O presidente do Senado Federal, Davi Alcolumbre (União Brasil-AP), criticou nesta terça-feira (30/6) a pressão recebida pela Casa sobre a tramitação de projetos e afirmou que a proposta que trata do fim da escala de trabalho 6×1 não deve ser utilizada para atender ao calendário eleitoral.
A declaração ocorreu durante um pronunciamento no plenário do Senado, enquanto Alcolumbre comentava críticas direcionadas ao Congresso Nacional e o andamento de matérias legislativas.
A Proposta de Emenda à Constituição (PEC) que prevê mudanças na escala 6×1 está parada há mais de um mês no Senado e ainda não foi encaminhada para análise da Comissão de Constituição e Justiça (CCJ).
Durante o discurso, Alcolumbre afirmou que não aceita ataques contra o Legislativo e criticou a classificação do Congresso como “inimigo do povo”.
“Não aceito ofensas, agressões e ataques por aqueles que acusavam, outrora, outra autoridade, e que agora estão fazendo a mesma coisa com o presidente do Senado agora, e que no ano passado fizeram com o presidente da Câmara dos Deputados, colocando um carimbo como Congresso inimigo do povo”, declarou.
Segundo o presidente do Senado, há grupos tentando criar uma imagem negativa do Congresso junto à população.
“Nós temos a informação de quem está plantando isso na sociedade”, afirmou.
Ao citar diretamente a PEC da escala 6×1, Alcolumbre questionou a possibilidade de a proposta avançar com objetivo eleitoral.

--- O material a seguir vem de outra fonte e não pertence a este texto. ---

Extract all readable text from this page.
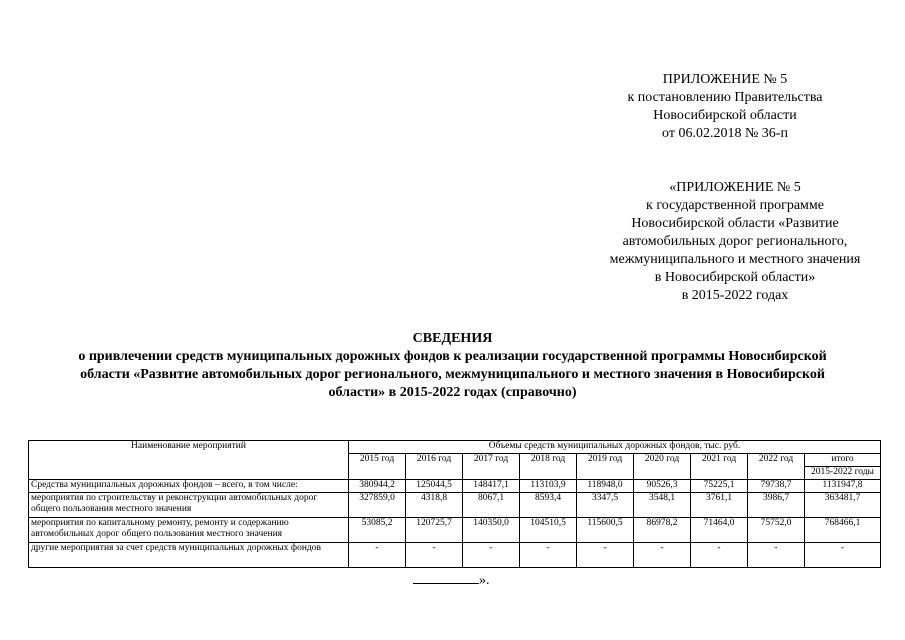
ПРИЛОЖЕНИЕ № 5
к постановлению Правительства
Новосибирской области
от 06.02.2018 № 36-п
«ПРИЛОЖЕНИЕ № 5
к государственной программе
Новосибирской области «Развитие
автомобильных дорог регионального,
межмуниципального и местного значения
в Новосибирской области»
в 2015-2022 годах
СВЕДЕНИЯ
о привлечении средств муниципальных дорожных фондов к реализации государственной программы Новосибирской
области «Развитие автомобильных дорог регионального, межмуниципального и местного значения в Новосибирской
области» в 2015-2022 годах (справочно)
Наименование мероприятий	Объемы средств муниципальных дорожных фондов, тыс. руб.								
	2015 год	2016 год	2017 год	2018 год	2019 год	2020 год	2021 год	2022 год	итого
									2015-2022 годы
Средства муниципальных дорожных фондов – всего, в том числе:	380944,2	125044,5	148417,1	113103,9	118948,0	90526,3	75225,1	79738,7	1131947,8
мероприятия по строительству и реконструкции автомобильных дорог общего пользования местного значения	327859,0	4318,8	8067,1	8593,4	3347,5	3548,1	3761,1	3986,7	363481,7
мероприятия по капитальному ремонту, ремонту и содержанию автомобильных дорог общего пользования местного значения	53085,2	120725,7	140350,0	104510,5	115600,5	86978,2	71464,0	75752,0	768466,1
другие мероприятия за счет средств муниципальных дорожных фондов	-	-	-	-	-	-	-	-	-
».
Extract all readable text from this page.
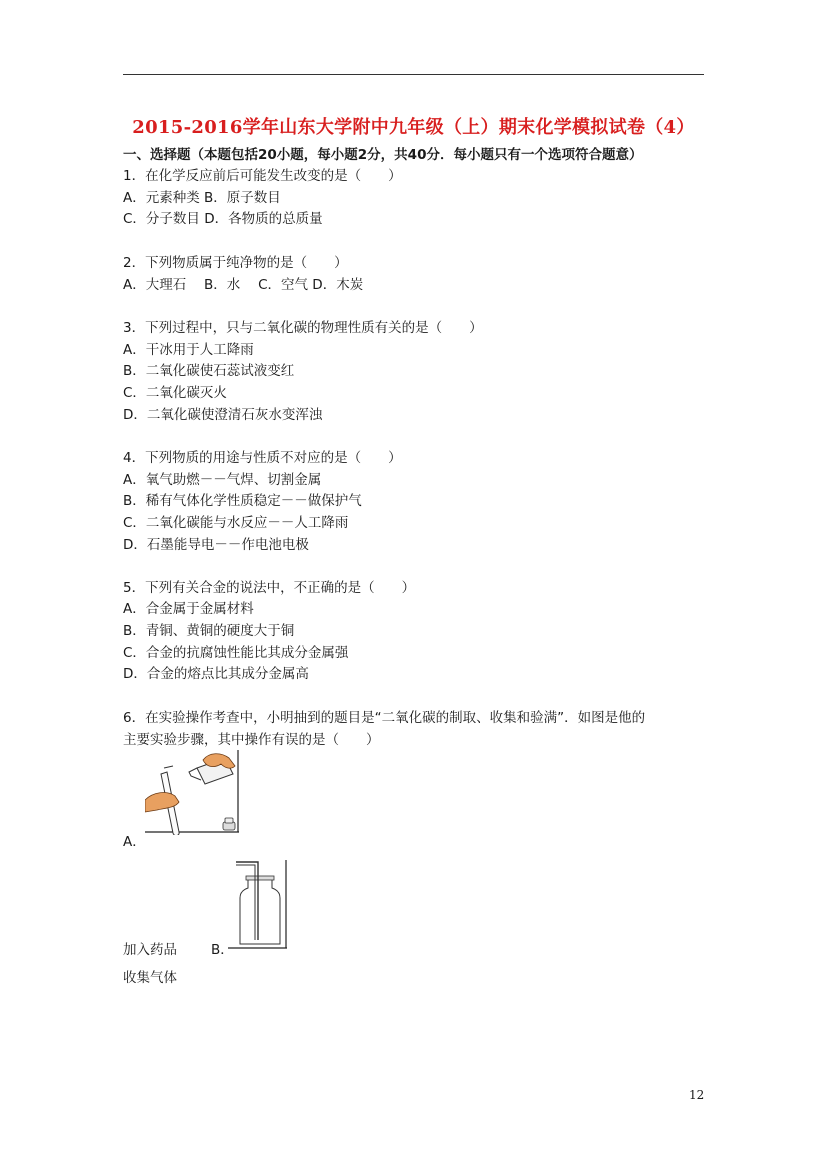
2015-2016学年山东大学附中九年级（上）期末化学模拟试卷（4）
一、选择题（本题包括20小题，每小题2分，共40分．每小题只有一个选项符合题意）
1．在化学反应前后可能发生改变的是（　　）
A．元素种类 B．原子数目
C．分子数目 D．各物质的总质量
2．下列物质属于纯净物的是（　　）
A．大理石　 B．水　 C．空气 D．木炭
3．下列过程中，只与二氧化碳的物理性质有关的是（　　）
A．干冰用于人工降雨
B．二氧化碳使石蕊试液变红
C．二氧化碳灭火
D．二氧化碳使澄清石灰水变浑浊
4．下列物质的用途与性质不对应的是（　　）
A．氧气助燃－－气焊、切割金属
B．稀有气体化学性质稳定－－做保护气
C．二氧化碳能与水反应－－人工降雨
D．石墨能导电－－作电池电极
5．下列有关合金的说法中，不正确的是（　　）
A．合金属于金属材料
B．青铜、黄铜的硬度大于铜
C．合金的抗腐蚀性能比其成分金属强
D．合金的熔点比其成分金属高
6．在实验操作考查中，小明抽到的题目是“二氧化碳的制取、收集和验满”．如图是他的
主要实验步骤，其中操作有误的是（　　）
A．
加入药品	B．
收集气体
12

“Eu tenho um discurso de uma autoridade importante do Brasil que disse que a PEC da escala 6×1 precisa ser deliberada agora antes da eleição, porque ela vai servir para o calendário eleitoral. Pode isso? Não pode isso, eu acho que não pode”, disse.
As declarações foram dadas no mesmo momento em que o senador comunicava o adiamento da votação da PEC dos agentes de saúde. A proposta enfrenta resistência devido ao impacto fiscal estimado em R$ 27,9 bilhões em dez anos.
Alcolumbre afirmou que a matéria continua na pauta do Senado e negou que tenha intenção de retirar o tema de discussão.
“Não tirei ela da pauta e não vou tirar ela da pauta, mesmo sendo agredido e atacado, muitas das vezes por todos os lados políticos do Brasil”, afirmou.
O presidente do Senado também disse que busca atuar em meio à polarização política no ano eleitoral e que sua posição de equilíbrio gera críticas de diferentes grupos.
“Seria mais cômodo escolher entre a esquerda e a direita. O que estou fazendo aqui, pagando um preço caríssimo, inclusive no CPF, é tentar equilibrar um país absolutamente dividido no ano da eleição”, declarou.